Por otra parte, y en lo tocante a la antropología (el último reducto dualista, como se verá a continuación), el término dualismo se revela al día de la fecha no simplemente fluido o ambiguo, sino decididamente equívoco. Seifert enumera no menos de ocho acepciones del mismo; un monista fisicalista como D. M. Armstrong no considera la teoría aristotélico-tomista del anima forma corporis como dualista, sino como una especie de emergentismo; por el contrario, el cristiano Laín rechaza últimamente toda distinción real alma-cuerpo (incluida la tomista) como convicta de dualismo.

Así las cosas, no deja de resultar sorprendente la supervivencia en nuestros días de una forma de dualismo antropológico, el dualismo interaccionista, avalado por las firmas ilustres de K. Popper y J. C. Eccles. Ambos creen que, además de la realidad física (Mundo 1) a la que pertenece el cerebro, existen los Mundos 2 y 3 (la realidad subjetiva que llamamos mente y sus productos, incorporados o incorpóreos); esos tres mundos interactúan recíprocamente. Así pues, en el hombre hay cerebro (Mundo 1) y mente (Mundo 2, entidad inmaterial, aunque no desencarnada ni, según Popper, desencarnable); ésta interactúa con aquél. Es el yo —la mente— quien posee un cerebro, y no el cerebro el que posee un yo. Popper llega incluso a manifestar su acuerdo básico con las metáforas platónicas del timonel y el barco, el auriga y el carro, el músico y el instrumento; «como decía Platón, la mente es el timonel»; «pienso que el yo, en cierto sentido, toca el cerebro del mismo modo que un pianista toca el piano».

Desde una óptica cristiana, el dualismo interaccionista se queda por debajo de las estipulaciones de Vienne; en vez de una unidad sustancial, se contenta con explicar la relación alma-cuerpo (o mente-cerebro) en términos de simple unión dinámica. Mas de otro lado el esquema hilemórfico empleado en Vienne resulta hoy insostenible por anacrónico.'Así pues, tanto una antropología filosófica de inspiración cristiana como la propia teología deberían retomar el viejo dossier alma-cuerpo y elaborar una explicación plausible de la unidad psicosomática en que el hombre consiste.

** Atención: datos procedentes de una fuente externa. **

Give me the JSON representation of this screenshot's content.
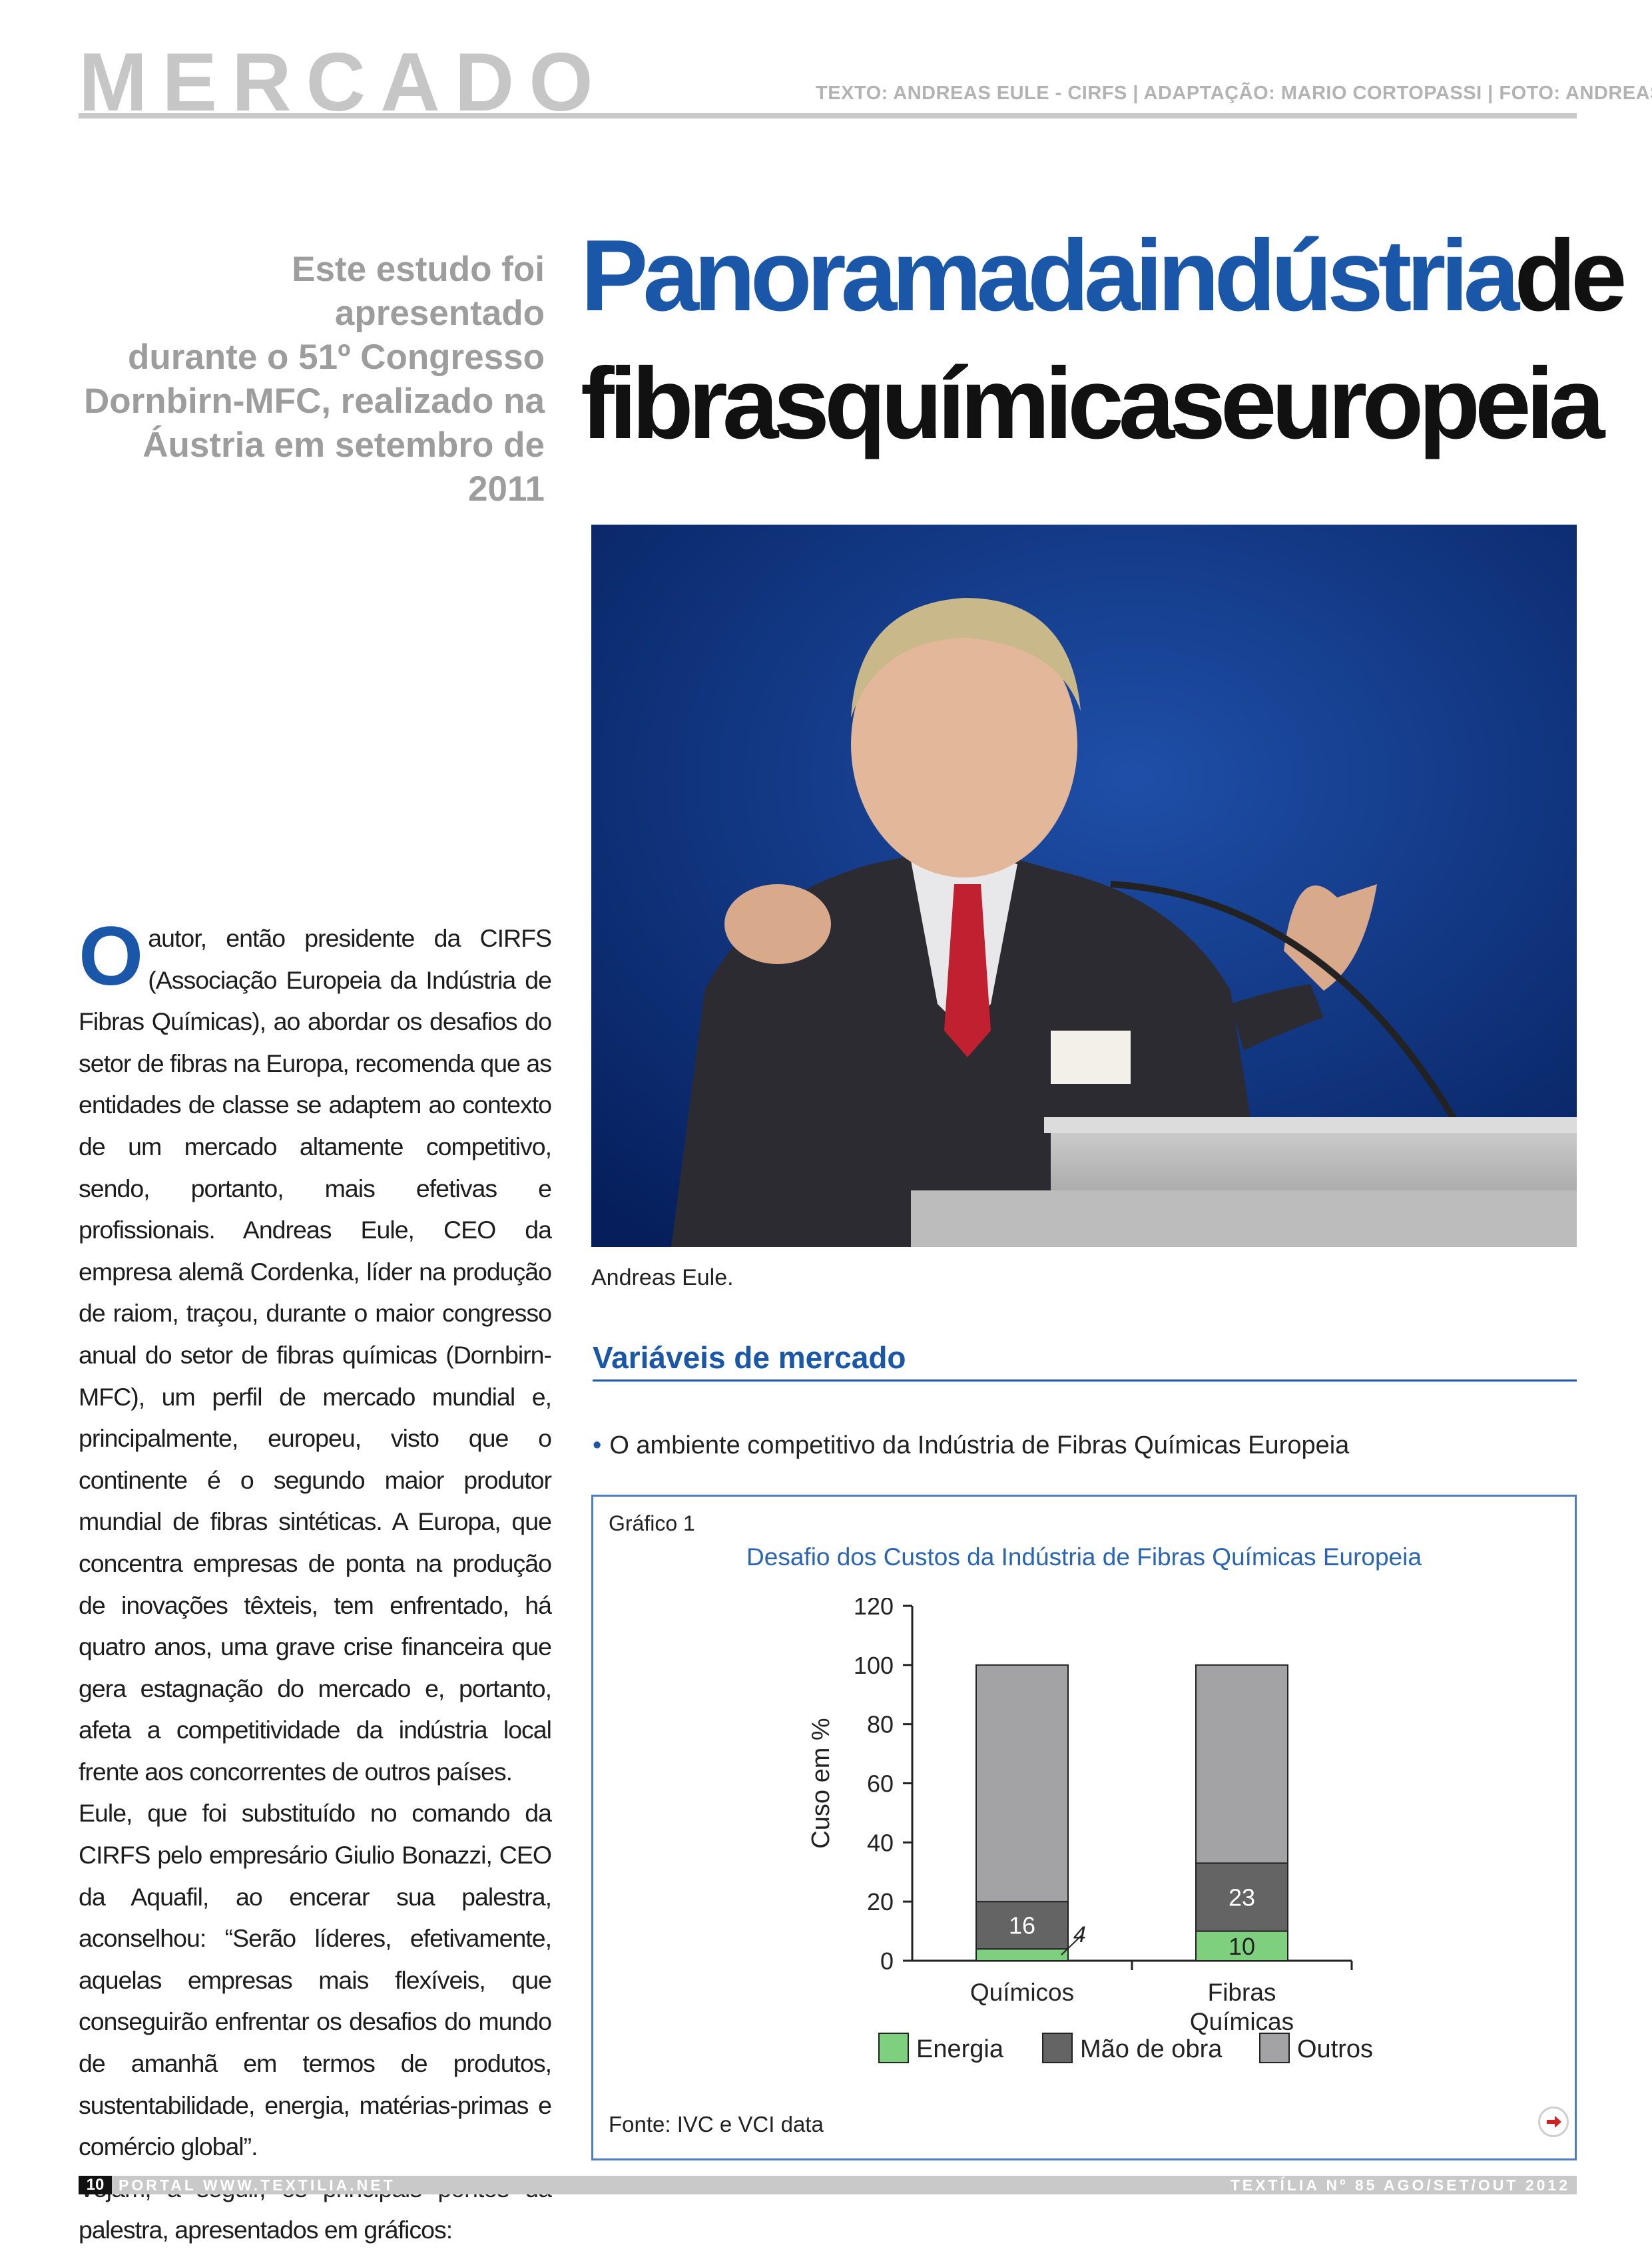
{
  "header": {
    "section": "MERCADO",
    "credits": "TEXTO: ANDREAS EULE - CIRFS | ADAPTAÇÃO: MARIO CORTOPASSI | FOTO: ANDREAS EULE"
  },
  "deck": {
    "line1": "Este estudo foi apresentado",
    "line2": "durante o 51º Congresso",
    "line3": "Dornbirn-MFC, realizado na",
    "line4": "Áustria em setembro de 2011"
  },
  "headline": {
    "part1_blue": "Panoramadaindústria",
    "part1_black": "de",
    "line2": "fibrasquímicaseuropeia"
  },
  "photo": {
    "caption": "Andreas Eule."
  },
  "body": {
    "drop_cap": "O",
    "p1": "autor, então presidente da CIRFS (Associação Europeia da Indústria de Fibras Químicas), ao abordar os desafios do setor de fibras na Europa, recomenda que as entidades de classe se adaptem ao contexto de um mercado altamente competitivo, sendo, portanto, mais efetivas e profissionais. Andreas Eule, CEO da empresa alemã Cordenka, líder na produção de raiom, traçou, durante o maior congresso anual do setor de fibras químicas (Dornbirn-MFC), um perfil de mercado mundial e, principalmente, europeu, visto que o continente é o segundo maior produtor mundial de fibras sintéticas. A Europa, que concentra empresas de ponta na produção de inovações têxteis, tem enfrentado, há quatro anos, uma grave crise financeira que gera estagnação do mercado e, portanto, afeta a competitividade da indústria local frente aos concorrentes de outros países.",
    "p2": "Eule, que foi substituído no comando da CIRFS pelo empresário Giulio Bonazzi, CEO da Aquafil, ao encerar sua palestra, aconselhou: “Serão líderes, efetivamente, aquelas empresas mais flexíveis, que conseguirão enfrentar os desafios do mundo de amanhã em termos de produtos, sustentabilidade, energia, matérias-primas e comércio global”.",
    "p3": "Vejam, a seguir, os principais pontos da palestra, apresentados em gráficos:"
  },
  "subsection": {
    "title": "Variáveis de mercado",
    "bullet": "O ambiente competitivo da Indústria de Fibras Químicas Europeia"
  },
  "chart_box": {
    "label": "Gráfico 1",
    "source": "Fonte: IVC e VCI data",
    "next_icon": "arrow-right-icon"
  },
  "chart_data": {
    "type": "bar",
    "stacked": true,
    "title": "Desafio dos Custos da Indústria de Fibras Químicas Europeia",
    "ylabel": "Cuso em %",
    "xlabel": "",
    "ylim": [
      0,
      120
    ],
    "yticks": [
      0,
      20,
      40,
      60,
      80,
      100,
      120
    ],
    "categories": [
      "Químicos",
      "Fibras\nQuímicas"
    ],
    "series": [
      {
        "name": "Energia",
        "values": [
          4,
          10
        ],
        "color": "#7ed07e",
        "labels": [
          "4",
          "10"
        ]
      },
      {
        "name": "Mão de obra",
        "values": [
          16,
          23
        ],
        "color": "#646464",
        "labels": [
          "16",
          "23"
        ]
      },
      {
        "name": "Outros",
        "values": [
          80,
          67
        ],
        "color": "#a3a3a6",
        "labels": [
          "",
          ""
        ]
      }
    ],
    "legend_position": "bottom",
    "grid": false
  },
  "footer": {
    "page_number": "10",
    "left": "PORTAL WWW.TEXTILIA.NET",
    "right": "TEXTÍLIA Nº 85 AGO/SET/OUT 2012"
  }
}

En esta dirección se encaminan las propuestas de un teólogo como Moltmann (conformación pericorética de cuerpo y alma) y de un filósofo como Zubiri (organismo y psique como subsistemas que se codeterminan ex aequopara constituir la unidad psicoorgánica que el hombre es). En todo caso, la ausencia de una reflexión solvente sobre esta cuestión dejaría a la antropología inerme ante las amenazas recurrentes de los monismos o los dualismos.